O que, no entanto, não contradiz a ideia de que os mais novos poderiam desfrutar de igual modo das bandas desenhadas de Stuart cujo legibilidade e expressividade do traço, ritmo, dinâmica e modernidade continuam a espantar.
Isto é verdade em especial nas primeiras três dezenas de pranchas, cujo texto surgia integralmente em balões, numa altura em que estes eram quase uns ilustres desconhecidos. Depois, seriam substituídos por texto descritivo e alguns diálogos sob as vinhetas, o que retirou ritmo à leitura e dinâmica à composição das pranchas que mesmo assim, nalguns casos, funcionariam melhor sem qualquer texto escrito. É verdade que posso até concordar com J. P. P. Boléo quando escreve que, “literariamente” a obra ficou a ganhar e que estes textos são mais ricos e expressivos do que os iniciais, mas vendo Quim e Manecas sob o prisma deformador da minha actual cultura aos quadradinhos, assente em obras e autores que na altura nem sequer eram nascidos, não posso deixar de preferir a forma das primeiras peripécias dos dois miúdos lisboetas. O que só vem provar, mais uma vez, se tal fosse necessário, a modernidade da obra de Stuart.
A reter
- Se tenho elogiado diversas vezes neste blog algumas edições integrais, especialmente francófonas, é de toda a justiça fazer o mesmo em relação a esta edição da Tinta-da-China. Desde logo pela sua qualidade gráfica e editorial, com um único senão: a capa deveria ter mais consistência, pois tende a abaular ligeiramente com o tempo…

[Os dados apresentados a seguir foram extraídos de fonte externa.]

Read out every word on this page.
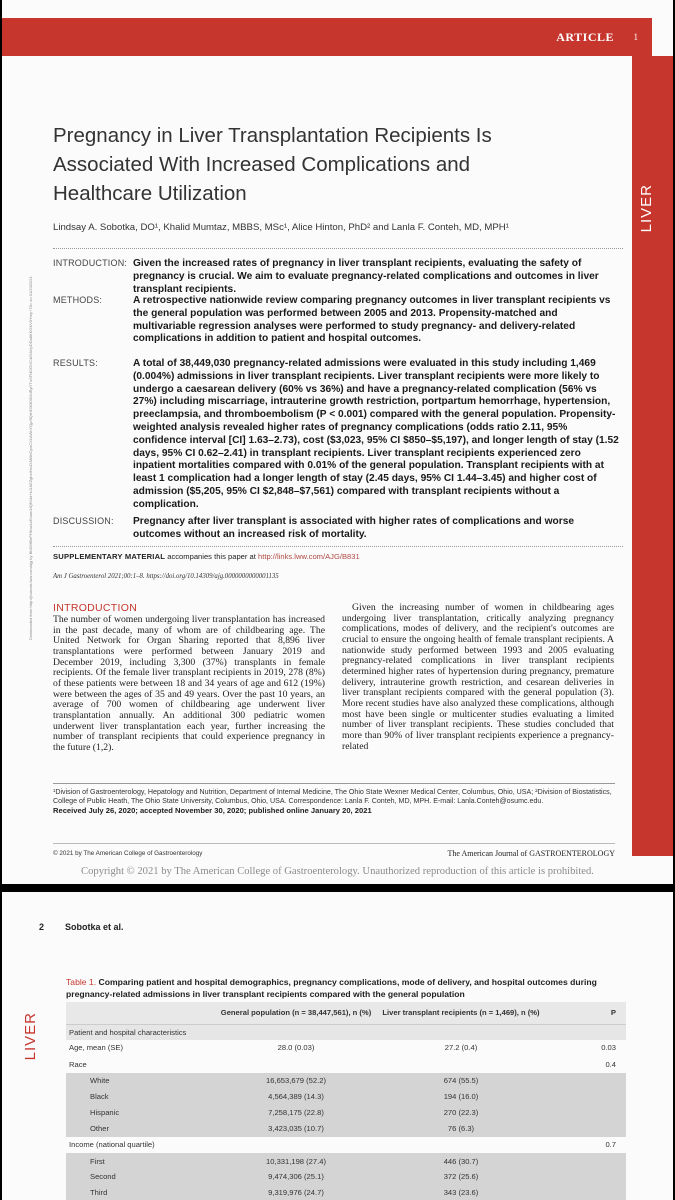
ARTICLE 1
LIVER
Downloaded from http://journals.lww.com/ajg by BhDMf5ePHKav1zEoum1tQfN4a+kJLhEZgbsIHo4XMi0hCywCX1AWnYQp/IlQrHD3i3D0OdRyi7TvSFl4Cf3VC4/OAVpDDa8KKGKV0Ymy+78= on 01/20/2021
Pregnancy in Liver Transplantation Recipients Is Associated With Increased Complications and Healthcare Utilization
Lindsay A. Sobotka, DO¹, Khalid Mumtaz, MBBS, MSc¹, Alice Hinton, PhD² and Lanla F. Conteh, MD, MPH¹
INTRODUCTION: Given the increased rates of pregnancy in liver transplant recipients, evaluating the safety of pregnancy is crucial. We aim to evaluate pregnancy-related complications and outcomes in liver transplant recipients.
METHODS:	A retrospective nationwide review comparing pregnancy outcomes in liver transplant recipients vs the general population was performed between 2005 and 2013. Propensity-matched and multivariable regression analyses were performed to study pregnancy- and delivery-related complications in addition to patient and hospital outcomes.
RESULTS:	A total of 38,449,030 pregnancy-related admissions were evaluated in this study including 1,469 (0.004%) admissions in liver transplant recipients. Liver transplant recipients were more likely to undergo a caesarean delivery (60% vs 36%) and have a pregnancy-related complication (56% vs 27%) including miscarriage, intrauterine growth restriction, portpartum hemorrhage, hypertension, preeclampsia, and thromboembolism (P < 0.001) compared with the general population. Propensity-weighted analysis revealed higher rates of pregnancy complications (odds ratio 2.11, 95% confidence interval [CI] 1.63–2.73), cost ($3,023, 95% CI $850–$5,197), and longer length of stay (1.52 days, 95% CI 0.62–2.41) in transplant recipients. Liver transplant recipients experienced zero inpatient mortalities compared with 0.01% of the general population. Transplant recipients with at least 1 complication had a longer length of stay (2.45 days, 95% CI 1.44–3.45) and higher cost of admission ($5,205, 95% CI $2,848–$7,561) compared with transplant recipients without a complication.
DISCUSSION: Pregnancy after liver transplant is associated with higher rates of complications and worse outcomes without an increased risk of mortality.
SUPPLEMENTARY MATERIAL accompanies this paper at http://links.lww.com/AJG/B831
Am J Gastroenterol 2021;00:1–8. https://doi.org/10.14309/ajg.0000000000001135
INTRODUCTION
The number of women undergoing liver transplantation has increased in the past decade, many of whom are of childbearing age. The United Network for Organ Sharing reported that 8,896 liver transplantations were performed between January 2019 and December 2019, including 3,300 (37%) transplants in female recipients. Of the female liver transplant recipients in 2019, 278 (8%) of these patients were between 18 and 34 years of age and 612 (19%) were between the ages of 35 and 49 years. Over the past 10 years, an average of 700 women of childbearing age underwent liver transplantation annually. An additional 300 pediatric women underwent liver transplantation each year, further increasing the number of transplant recipients that could experience pregnancy in the future (1,2).
Given the increasing number of women in childbearing ages undergoing liver transplantation, critically analyzing pregnancy complications, modes of delivery, and the recipient's outcomes are crucial to ensure the ongoing health of female transplant recipients. A nationwide study performed between 1993 and 2005 evaluating pregnancy-related complications in liver transplant recipients determined higher rates of hypertension during pregnancy, premature delivery, intrauterine growth restriction, and cesarean deliveries in liver transplant recipients compared with the general population (3). More recent studies have also analyzed these complications, although most have been single or multicenter studies evaluating a limited number of liver transplant recipients. These studies concluded that more than 90% of liver transplant recipients experience a pregnancy-related
¹Division of Gastroenterology, Hepatology and Nutrition, Department of Internal Medicine, The Ohio State Wexner Medical Center, Columbus, Ohio, USA; ²Division of Biostatistics, College of Public Heath, The Ohio State University, Columbus, Ohio, USA. Correspondence: Lanla F. Conteh, MD, MPH. E-mail: Lanla.Conteh@osumc.edu.
Received July 26, 2020; accepted November 30, 2020; published online January 20, 2021
© 2021 by The American College of Gastroenterology	The American Journal of GASTROENTEROLOGY
Copyright © 2021 by The American College of Gastroenterology. Unauthorized reproduction of this article is prohibited.
2 Sobotka et al.
LIVER
Table 1. Comparing patient and hospital demographics, pregnancy complications, mode of delivery, and hospital outcomes during pregnancy-related admissions in liver transplant recipients compared with the general population
	General population (n = 38,447,561), n (%)	Liver transplant recipients (n = 1,469), n (%)	P
Patient and hospital characteristics			
Age, mean (SE)	28.0 (0.03)	27.2 (0.4)	0.03
Race			0.4
White	16,653,679 (52.2)	674 (55.5)	
Black	4,564,389 (14.3)	194 (16.0)	
Hispanic	7,258,175 (22.8)	270 (22.3)	
Other	3,423,035 (10.7)	76 (6.3)	
Income (national quartile)			0.7
First	10,331,198 (27.4)	446 (30.7)	
Second	9,474,306 (25.1)	372 (25.6)	
Third	9,319,976 (24.7)	343 (23.6)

- Depois, claro, pela importância da obra recuperada, um clássico com quase 100 anos Legível, divertido, mordaz, moderno…

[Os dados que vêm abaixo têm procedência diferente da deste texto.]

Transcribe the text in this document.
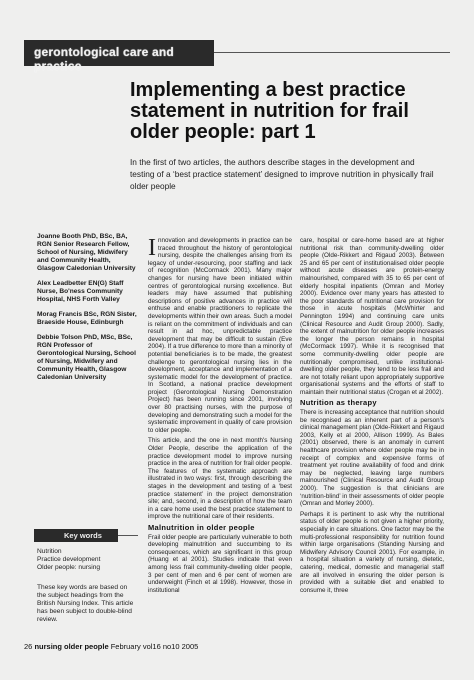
gerontological care and practice
Implementing a best practice statement in nutrition for frail older people: part 1
In the first of two articles, the authors describe stages in the development and testing of a ‘best practice statement’ designed to improve nutrition in physically frail older people
Joanne Booth PhD, BSc, BA, RGN Senior Research Fellow, School of Nursing, Midwifery and Community Health, Glasgow Caledonian University
Alex Leadbetter EN(G) Staff Nurse, Bo'ness Community Hospital, NHS Forth Valley
Morag Francis BSc, RGN Sister, Braeside House, Edinburgh
Debbie Tolson PhD, MSc, BSc, RGN Professor of Gerontological Nursing, School of Nursing, Midwifery and Community Health, Glasgow Caledonian University
Key words
Nutrition
Practice development
Older people: nursing
These key words are based on the subject headings from the British Nursing Index. This article has been subject to double-blind review.

Innovation and developments in practice can be traced throughout the history of gerontological nursing, despite the challenges arising from its legacy of under-resourcing, poor staffing and lack of recognition (McCormack 2001). Many major changes for nursing have been initiated within centres of gerontological nursing excellence. But leaders may have assumed that publishing descriptions of positive advances in practice will enthuse and enable practitioners to replicate the developments within their own areas. Such a model is reliant on the commitment of individuals and can result in ad hoc, unpredictable practice development that may be difficult to sustain (Eve 2004). If a true difference to more than a minority of potential beneficiaries is to be made, the greatest challenge to gerontological nursing lies in the development, acceptance and implementation of a systematic model for the development of practice. In Scotland, a national practice development project (Gerontological Nursing Demonstration Project) has been running since 2001, involving over 80 practising nurses, with the purpose of developing and demonstrating such a model for the systematic improvement in quality of care provision to older people.

This article, and the one in next month's Nursing Older People, describe the application of the practice development model to improve nursing practice in the area of nutrition for frail older people. The features of the systematic approach are illustrated in two ways: first, through describing the stages in the development and testing of a ‘best practice statement’ in the project demonstration site; and, second, in a description of how the team in a care home used the best practice statement to improve the nutritional care of their residents.

Malnutrition in older people

Frail older people are particularly vulnerable to both developing malnutrition and succumbing to its consequences, which are significant in this group (Huang et al 2001). Studies indicate that even among less frail community-dwelling older people, 3 per cent of men and 6 per cent of women are underweight (Finch et al 1998). However, those in institutional

care, hospital or care-home based are at higher nutritional risk than community-dwelling older people (Olde-Rikkert and Rigaud 2003). Between 25 and 65 per cent of institutionalised older people without acute diseases are protein-energy malnourished, compared with 35 to 65 per cent of elderly hospital inpatients (Omran and Morley 2000). Evidence over many years has attested to the poor standards of nutritional care provision for those in acute hospitals (McWhirter and Pennington 1994) and continuing care units (Clinical Resource and Audit Group 2000). Sadly, the extent of malnutrition for older people increases the longer the person remains in hospital (McCormack 1997). While it is recognised that some community-dwelling older people are nutritionally compromised, unlike institutional-dwelling older people, they tend to be less frail and are not totally reliant upon appropriately supportive organisational systems and the efforts of staff to maintain their nutritional status (Crogan et al 2002).

Nutrition as therapy

There is increasing acceptance that nutrition should be recognised as an inherent part of a person's clinical management plan (Olde-Rikkert and Rigaud 2003, Kelly et al 2000, Allison 1999). As Bales (2001) observed, there is an anomaly in current healthcare provision where older people may be in receipt of complex and expensive forms of treatment yet routine availability of food and drink may be neglected, leaving large numbers malnourished (Clinical Resource and Audit Group 2000). The suggestion is that clinicians are ‘nutrition-blind’ in their assessments of older people (Omran and Morley 2000).

Perhaps it is pertinent to ask why the nutritional status of older people is not given a higher priority, especially in care situations. One factor may be the multi-professional responsibility for nutrition found within large organisations (Standing Nursing and Midwifery Advisory Council 2001). For example, in a hospital situation a variety of nursing, dietetic, catering, medical, domestic and managerial staff are all involved in ensuring the older person is provided with a suitable diet and enabled to consume it, three

26 nursing older people February vol16 no10 2005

- …sobre o qual muito bem escreve (como é seu timbre…) João Paulo Paiva Boléo, no excelente ensaio que nos introduz às pranchas de Stuart.

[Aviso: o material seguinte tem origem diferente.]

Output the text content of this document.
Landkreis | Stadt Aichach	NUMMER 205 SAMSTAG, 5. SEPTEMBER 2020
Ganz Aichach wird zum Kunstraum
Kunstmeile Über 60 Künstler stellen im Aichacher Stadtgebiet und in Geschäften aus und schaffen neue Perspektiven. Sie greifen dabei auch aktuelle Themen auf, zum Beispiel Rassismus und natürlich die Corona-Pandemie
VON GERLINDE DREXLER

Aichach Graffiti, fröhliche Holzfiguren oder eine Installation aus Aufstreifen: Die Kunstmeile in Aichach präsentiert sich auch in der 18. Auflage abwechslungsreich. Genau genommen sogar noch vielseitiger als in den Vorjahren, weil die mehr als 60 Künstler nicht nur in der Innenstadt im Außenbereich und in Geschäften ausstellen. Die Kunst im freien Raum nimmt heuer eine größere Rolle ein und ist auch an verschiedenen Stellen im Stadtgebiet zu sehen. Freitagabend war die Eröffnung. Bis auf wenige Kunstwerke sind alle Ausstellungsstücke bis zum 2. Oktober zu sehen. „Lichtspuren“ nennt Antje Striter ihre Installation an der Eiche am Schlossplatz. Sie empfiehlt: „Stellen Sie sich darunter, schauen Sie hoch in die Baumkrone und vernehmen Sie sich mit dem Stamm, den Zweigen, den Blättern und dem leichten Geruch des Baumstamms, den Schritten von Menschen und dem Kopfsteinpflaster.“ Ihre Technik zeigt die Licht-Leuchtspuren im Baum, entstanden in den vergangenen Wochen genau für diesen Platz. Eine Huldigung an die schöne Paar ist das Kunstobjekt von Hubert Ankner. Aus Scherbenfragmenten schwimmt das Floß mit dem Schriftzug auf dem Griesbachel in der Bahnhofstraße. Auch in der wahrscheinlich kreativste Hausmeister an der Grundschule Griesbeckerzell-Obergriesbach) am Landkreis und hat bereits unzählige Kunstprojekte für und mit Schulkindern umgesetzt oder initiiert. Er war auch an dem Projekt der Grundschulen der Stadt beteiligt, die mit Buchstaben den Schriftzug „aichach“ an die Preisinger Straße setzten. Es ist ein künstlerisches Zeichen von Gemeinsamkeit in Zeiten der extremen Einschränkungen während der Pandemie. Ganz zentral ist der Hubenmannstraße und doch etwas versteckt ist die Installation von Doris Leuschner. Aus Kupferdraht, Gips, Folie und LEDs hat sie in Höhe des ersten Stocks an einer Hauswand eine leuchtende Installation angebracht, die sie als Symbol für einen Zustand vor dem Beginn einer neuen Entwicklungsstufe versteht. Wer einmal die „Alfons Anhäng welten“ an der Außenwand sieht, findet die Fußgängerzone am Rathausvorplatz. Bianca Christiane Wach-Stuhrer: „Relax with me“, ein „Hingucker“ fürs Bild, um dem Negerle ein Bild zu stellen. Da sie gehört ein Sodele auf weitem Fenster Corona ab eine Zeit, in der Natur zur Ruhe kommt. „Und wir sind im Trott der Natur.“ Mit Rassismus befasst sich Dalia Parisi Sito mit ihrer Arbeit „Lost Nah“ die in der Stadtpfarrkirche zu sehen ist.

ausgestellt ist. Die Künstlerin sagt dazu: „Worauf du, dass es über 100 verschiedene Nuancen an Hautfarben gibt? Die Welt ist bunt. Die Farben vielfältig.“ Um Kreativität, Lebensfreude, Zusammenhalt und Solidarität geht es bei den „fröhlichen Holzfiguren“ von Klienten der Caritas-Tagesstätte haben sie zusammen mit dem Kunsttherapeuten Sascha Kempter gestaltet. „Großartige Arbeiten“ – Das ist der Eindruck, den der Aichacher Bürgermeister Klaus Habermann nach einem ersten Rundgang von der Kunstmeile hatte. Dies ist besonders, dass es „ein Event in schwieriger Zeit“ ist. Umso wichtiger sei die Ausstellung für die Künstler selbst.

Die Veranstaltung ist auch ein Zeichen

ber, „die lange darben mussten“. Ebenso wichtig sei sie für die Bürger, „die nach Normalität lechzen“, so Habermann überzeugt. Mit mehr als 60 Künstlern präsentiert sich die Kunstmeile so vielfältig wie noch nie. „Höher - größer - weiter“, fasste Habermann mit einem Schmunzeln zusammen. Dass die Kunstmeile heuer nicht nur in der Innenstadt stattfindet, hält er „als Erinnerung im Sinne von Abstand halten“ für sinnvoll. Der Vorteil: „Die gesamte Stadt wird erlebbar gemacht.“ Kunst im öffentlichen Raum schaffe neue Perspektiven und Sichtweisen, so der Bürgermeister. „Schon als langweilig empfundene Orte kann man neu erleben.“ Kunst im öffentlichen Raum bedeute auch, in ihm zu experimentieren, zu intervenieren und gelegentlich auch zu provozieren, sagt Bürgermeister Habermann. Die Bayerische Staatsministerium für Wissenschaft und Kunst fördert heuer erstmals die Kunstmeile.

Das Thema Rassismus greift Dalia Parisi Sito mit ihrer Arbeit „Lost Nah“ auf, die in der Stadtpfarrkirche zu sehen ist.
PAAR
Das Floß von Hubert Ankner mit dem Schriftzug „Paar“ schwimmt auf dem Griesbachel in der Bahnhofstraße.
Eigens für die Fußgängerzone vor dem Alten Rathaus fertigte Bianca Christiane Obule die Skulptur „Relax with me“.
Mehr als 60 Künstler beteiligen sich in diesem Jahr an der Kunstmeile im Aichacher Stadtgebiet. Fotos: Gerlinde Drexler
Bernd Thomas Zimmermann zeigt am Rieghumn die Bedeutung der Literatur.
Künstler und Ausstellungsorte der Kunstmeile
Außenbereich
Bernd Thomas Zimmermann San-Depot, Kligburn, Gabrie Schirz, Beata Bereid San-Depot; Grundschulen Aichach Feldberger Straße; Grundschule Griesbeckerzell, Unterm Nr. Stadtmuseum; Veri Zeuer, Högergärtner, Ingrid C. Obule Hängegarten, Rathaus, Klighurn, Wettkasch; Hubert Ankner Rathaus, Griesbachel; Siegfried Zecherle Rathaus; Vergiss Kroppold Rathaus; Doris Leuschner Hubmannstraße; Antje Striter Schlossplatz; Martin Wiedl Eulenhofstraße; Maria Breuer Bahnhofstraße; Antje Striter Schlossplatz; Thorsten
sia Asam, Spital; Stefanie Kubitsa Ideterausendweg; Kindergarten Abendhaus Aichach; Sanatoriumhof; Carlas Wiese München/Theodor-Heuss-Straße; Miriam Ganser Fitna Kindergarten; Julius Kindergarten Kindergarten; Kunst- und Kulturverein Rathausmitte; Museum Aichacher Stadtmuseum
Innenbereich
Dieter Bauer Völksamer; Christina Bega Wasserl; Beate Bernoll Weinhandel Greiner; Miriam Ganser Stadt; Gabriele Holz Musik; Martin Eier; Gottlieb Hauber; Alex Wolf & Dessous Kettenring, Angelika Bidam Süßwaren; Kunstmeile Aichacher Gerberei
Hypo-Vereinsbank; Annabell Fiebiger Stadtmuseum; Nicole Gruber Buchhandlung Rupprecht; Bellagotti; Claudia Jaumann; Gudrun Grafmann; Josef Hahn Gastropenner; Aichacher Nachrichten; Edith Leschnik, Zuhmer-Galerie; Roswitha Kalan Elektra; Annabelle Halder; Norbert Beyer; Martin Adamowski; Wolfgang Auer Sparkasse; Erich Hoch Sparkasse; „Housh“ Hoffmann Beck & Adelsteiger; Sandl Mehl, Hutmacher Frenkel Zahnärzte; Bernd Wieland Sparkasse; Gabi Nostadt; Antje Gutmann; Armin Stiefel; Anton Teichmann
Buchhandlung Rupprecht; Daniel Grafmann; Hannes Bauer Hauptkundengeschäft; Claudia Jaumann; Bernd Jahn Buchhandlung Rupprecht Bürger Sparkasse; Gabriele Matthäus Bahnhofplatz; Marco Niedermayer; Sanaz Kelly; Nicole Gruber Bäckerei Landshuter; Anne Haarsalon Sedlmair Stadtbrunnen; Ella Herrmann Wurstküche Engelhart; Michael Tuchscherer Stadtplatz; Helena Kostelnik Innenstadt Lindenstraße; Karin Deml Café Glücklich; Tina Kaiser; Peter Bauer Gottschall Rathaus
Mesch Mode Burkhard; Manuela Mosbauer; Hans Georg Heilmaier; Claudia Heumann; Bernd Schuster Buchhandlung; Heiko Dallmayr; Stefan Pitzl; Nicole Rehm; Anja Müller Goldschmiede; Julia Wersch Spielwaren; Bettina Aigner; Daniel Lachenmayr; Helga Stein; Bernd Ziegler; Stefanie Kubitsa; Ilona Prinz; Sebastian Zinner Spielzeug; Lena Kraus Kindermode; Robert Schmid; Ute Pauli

- Falta algo para roçar a perfeição? À parte alguns pormenores de somenos importância, o anúncio de um segundo volume, com as restantes aventuras do Quim e do Manecas…!
Curiosidade
- Quim e Manecas foram escuteiros uma década antes de Totor, foram ao País dos Sovietes uma década antes de Tintin…
- Quim e Manecas protagonizaram um dos selos de correio da emissão filatélica "Heróis Portugueses de Banda Desenhada".